Rea, figlia di Urano e di Gea, madre di Zeus, particolarmente onorata a Creta, dove leggenda vuole abbia fatto allevare il figlio Zeus in una caverna del monte Ida, e per questo detta anche madre Idea o montana. Rea Cibele rappresentava la natura montagnosa che come ci spiega Felice Ramorino «ne’suoi cupi recessi alberga e feconda tanta parte della vita universale». Deità frigia – la sua patria Pessinunte – era venerata col nome di Gran Madre. «Qui favoleggiavasi – continua Ramorino – che la Dea amasse andare attorno su un carro tirato da leoni, o pantere, e col corteo de’ suoi sacerdoti detti Coribanti […], i quali forniti di timbali e concavi dischi metallici e corni e flauti, si abbandonavano a una musica strepitosa ed orgiastica. I miti che si riferiscono a questa Dea portano pure un carattere selvaggiamente fantastico come tutto il suo culto».
Al tempo della seconda guerra punica, il culto di Cibele fu trasferito a Roma per consiglio dei libri sibillini che vaticinarono esito positivo se la sacra pietra nera – simbolo della divinità e forse pietra meteoritica – fosse arrivata a Roma e ivi rimasta per sempre. I Sacerdoti della Dea, anche a Roma detti Coribanti o Galli, la onoravano ogni anno, tra strepiti, ululati e sovreccitazione orgiastica.Si trattava in realtà di riti cruenti e talvolta sanguinosi, che arrivavano finanche all’evirazione dei sacerdoti, riprendendo l’arcaica tradizione dell’uccisione di bambini e di giovani ragazzi, o della castrazione del maschio perché si restituisse, in qualche modo, alla terra, ciò che essa aveva donato.

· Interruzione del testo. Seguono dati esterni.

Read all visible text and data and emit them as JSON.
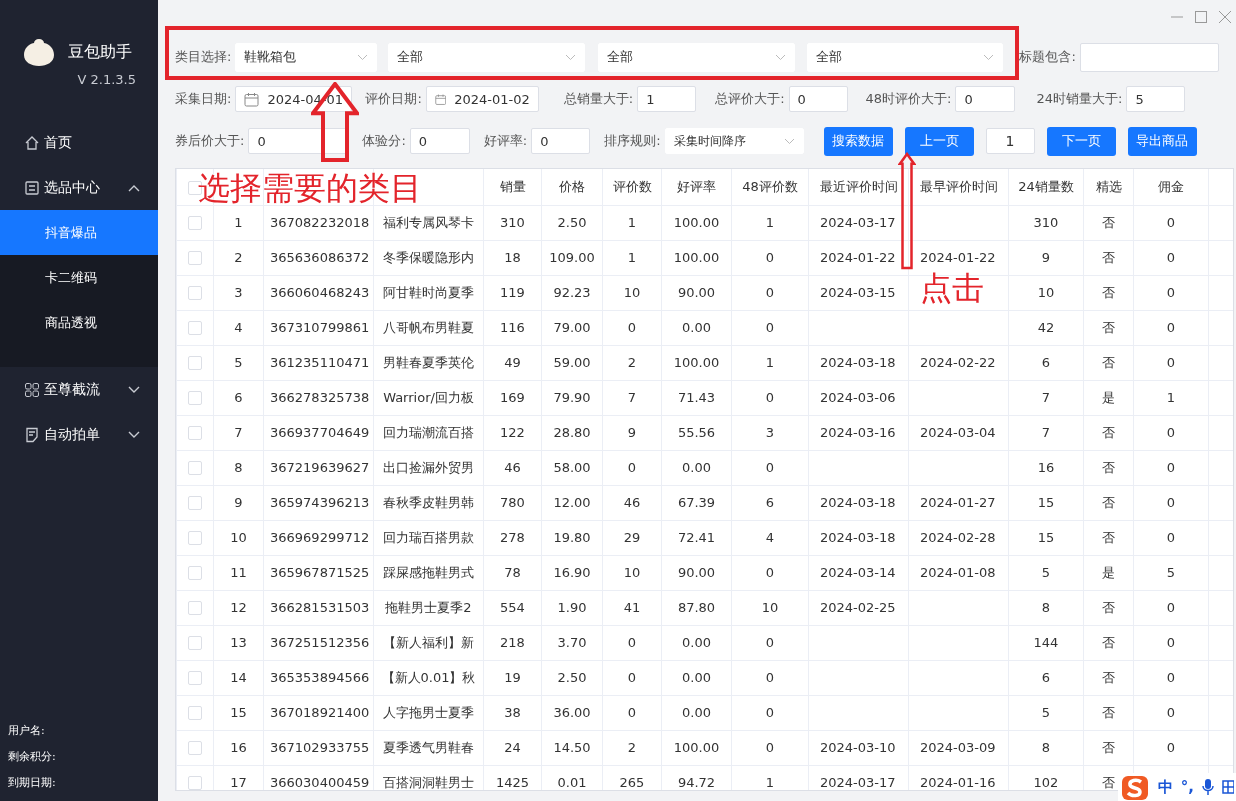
{
  "app": {
    "name": "豆包助手",
    "version": "V 2.1.3.5"
  },
  "sidebar": {
    "items": [
      {
        "label": "首页",
        "kind": "link"
      },
      {
        "label": "选品中心",
        "kind": "group",
        "expanded": true,
        "children": [
          {
            "label": "抖音爆品",
            "selected": true
          },
          {
            "label": "卡二维码",
            "selected": false
          },
          {
            "label": "商品透视",
            "selected": false
          }
        ]
      },
      {
        "label": "至尊截流",
        "kind": "group",
        "expanded": false
      },
      {
        "label": "自动拍单",
        "kind": "group",
        "expanded": false
      }
    ]
  },
  "account": [
    "用户名:",
    "剩余积分:",
    "到期日期:"
  ],
  "filters": [
    [
      {
        "kind": "select",
        "label": "类目选择:",
        "value": "鞋靴箱包"
      },
      {
        "kind": "select",
        "value": "全部"
      },
      {
        "kind": "select",
        "value": "全部"
      },
      {
        "kind": "select",
        "value": "全部"
      },
      {
        "kind": "input",
        "label": "标题包含:"
      }
    ],
    [
      {
        "kind": "date",
        "label": "采集日期:",
        "value": "2024-04-01"
      },
      {
        "kind": "date",
        "label": "评价日期:",
        "value": "2024-01-02"
      },
      {
        "kind": "input",
        "label": "总销量大于:",
        "value": "1"
      },
      {
        "kind": "input",
        "label": "总评价大于:",
        "value": "0"
      },
      {
        "kind": "input",
        "label": "48时评价大于:",
        "value": "0"
      },
      {
        "kind": "input",
        "label": "24时销量大于:",
        "value": "5"
      }
    ],
    [
      {
        "kind": "input",
        "label": "券后价大于:",
        "value": "0"
      },
      {
        "kind": "input",
        "label": "体验分:",
        "value": "0"
      },
      {
        "kind": "input",
        "label": "好评率:",
        "value": "0"
      },
      {
        "kind": "select",
        "label": "排序规则:",
        "value": "采集时间降序"
      },
      {
        "kind": "button",
        "value": "搜索数据"
      },
      {
        "kind": "button",
        "value": "上一页"
      },
      {
        "kind": "input",
        "value": "1"
      },
      {
        "kind": "button",
        "value": "下一页"
      },
      {
        "kind": "button",
        "value": "导出商品"
      }
    ]
  ],
  "table": {
    "header_checked": false,
    "columns": [
      null,
      null,
      null,
      "销量",
      "价格",
      "评价数",
      "好评率",
      "48评价数",
      "最近评价时间",
      "最早评价时间",
      "24销量数",
      "精选",
      "佣金"
    ],
    "rows": [
      {
        "checked": false,
        "cells": [
          "1",
          "367082232018",
          "福利专属风琴卡",
          "310",
          "2.50",
          "1",
          "100.00",
          "1",
          "2024-03-17",
          null,
          "310",
          "否",
          "0"
        ]
      },
      {
        "checked": false,
        "cells": [
          "2",
          "365636086372",
          "冬季保暖隐形内",
          "18",
          "109.00",
          "1",
          "100.00",
          "0",
          "2024-01-22",
          "2024-01-22",
          "9",
          "否",
          "0"
        ]
      },
      {
        "checked": false,
        "cells": [
          "3",
          "366060468243",
          "阿甘鞋时尚夏季",
          "119",
          "92.23",
          "10",
          "90.00",
          "0",
          "2024-03-15",
          null,
          "10",
          "否",
          "0"
        ]
      },
      {
        "checked": false,
        "cells": [
          "4",
          "367310799861",
          "八哥帆布男鞋夏",
          "116",
          "79.00",
          "0",
          "0.00",
          "0",
          null,
          null,
          "42",
          "否",
          "0"
        ]
      },
      {
        "checked": false,
        "cells": [
          "5",
          "361235110471",
          "男鞋春夏季英伦",
          "49",
          "59.00",
          "2",
          "100.00",
          "1",
          "2024-03-18",
          "2024-02-22",
          "6",
          "否",
          "0"
        ]
      },
      {
        "checked": false,
        "cells": [
          "6",
          "366278325738",
          "Warrior/回力板",
          "169",
          "79.90",
          "7",
          "71.43",
          "0",
          "2024-03-06",
          null,
          "7",
          "是",
          "1"
        ]
      },
      {
        "checked": false,
        "cells": [
          "7",
          "366937704649",
          "回力瑞潮流百搭",
          "122",
          "28.80",
          "9",
          "55.56",
          "3",
          "2024-03-16",
          "2024-03-04",
          "7",
          "否",
          "0"
        ]
      },
      {
        "checked": false,
        "cells": [
          "8",
          "367219639627",
          "出口捡漏外贸男",
          "46",
          "58.00",
          "0",
          "0.00",
          "0",
          null,
          null,
          "16",
          "否",
          "0"
        ]
      },
      {
        "checked": false,
        "cells": [
          "9",
          "365974396213",
          "春秋季皮鞋男韩",
          "780",
          "12.00",
          "46",
          "67.39",
          "6",
          "2024-03-18",
          "2024-01-27",
          "15",
          "否",
          "0"
        ]
      },
      {
        "checked": false,
        "cells": [
          "10",
          "366969299712",
          "回力瑞百搭男款",
          "278",
          "19.80",
          "29",
          "72.41",
          "4",
          "2024-03-18",
          "2024-02-28",
          "15",
          "否",
          "0"
        ]
      },
      {
        "checked": false,
        "cells": [
          "11",
          "365967871525",
          "踩屎感拖鞋男式",
          "78",
          "16.90",
          "10",
          "90.00",
          "0",
          "2024-03-14",
          "2024-01-08",
          "5",
          "是",
          "5"
        ]
      },
      {
        "checked": false,
        "cells": [
          "12",
          "366281531503",
          "拖鞋男士夏季2",
          "554",
          "1.90",
          "41",
          "87.80",
          "10",
          "2024-02-25",
          null,
          "8",
          "否",
          "0"
        ]
      },
      {
        "checked": false,
        "cells": [
          "13",
          "367251512356",
          "【新人福利】新",
          "218",
          "3.70",
          "0",
          "0.00",
          "0",
          null,
          null,
          "144",
          "否",
          "0"
        ]
      },
      {
        "checked": false,
        "cells": [
          "14",
          "365353894566",
          "【新人0.01】秋",
          "19",
          "2.50",
          "0",
          "0.00",
          "0",
          null,
          null,
          "6",
          "否",
          "0"
        ]
      },
      {
        "checked": false,
        "cells": [
          "15",
          "367018921400",
          "人字拖男士夏季",
          "38",
          "36.00",
          "0",
          "0.00",
          "0",
          null,
          null,
          "5",
          "否",
          "0"
        ]
      },
      {
        "checked": false,
        "cells": [
          "16",
          "367102933755",
          "夏季透气男鞋春",
          "24",
          "14.50",
          "2",
          "100.00",
          "0",
          "2024-03-10",
          "2024-03-09",
          "8",
          "否",
          "0"
        ]
      },
      {
        "checked": false,
        "cells": [
          "17",
          "366030400459",
          "百搭洞洞鞋男士",
          "1425",
          "0.01",
          "265",
          "94.72",
          "1",
          "2024-03-17",
          "2024-01-16",
          "102",
          "否",
          null
        ]
      }
    ]
  },
  "annotations": [
    {
      "kind": "box"
    },
    {
      "kind": "arrow"
    },
    {
      "kind": "label",
      "text": "选择需要的类目"
    },
    {
      "kind": "arrow"
    },
    {
      "kind": "label",
      "text": "点击"
    }
  ],
  "ime": {
    "mode": "中",
    "punctuation": "°,"
  }
}
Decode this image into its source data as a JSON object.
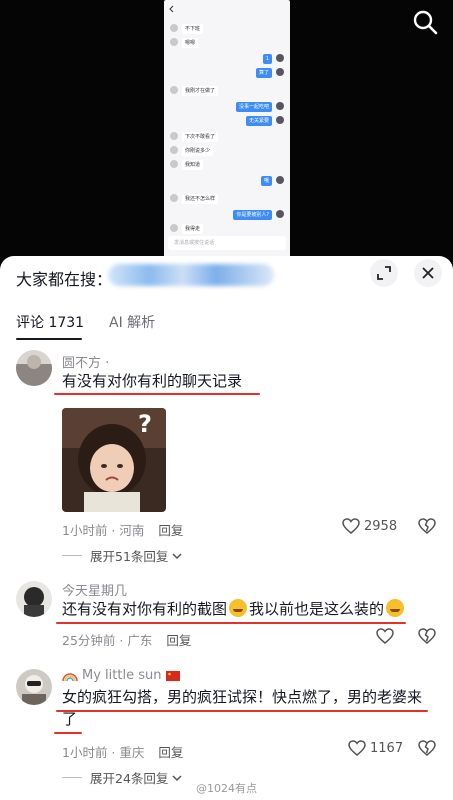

Quindi offrirle il sangue significava propiziarsi la Dea e le vittime sacrificali dovevano sempre appartenere al sesso maschile perché il seme maschile penetrasse nella terra fecondandola.
Secondo Neumann, infine, la pratica di indossare abiti femminili da parte dei Coribanti o Galli configurava, insieme al sacrificio della virilità, la completa identificazione con la Grande Madre. L’annullamento del maschile tramite abbigliamento femminile si conserva ancora presso il clero cattolico. Si diventava dunque suoi rappresentanti, proiezioni della Gran Madre. Si diventava femminili. Se aggiungiamo, infine, che il tamburello è attributo costante nell’iconografia della Dea, allora proprio tutto torna.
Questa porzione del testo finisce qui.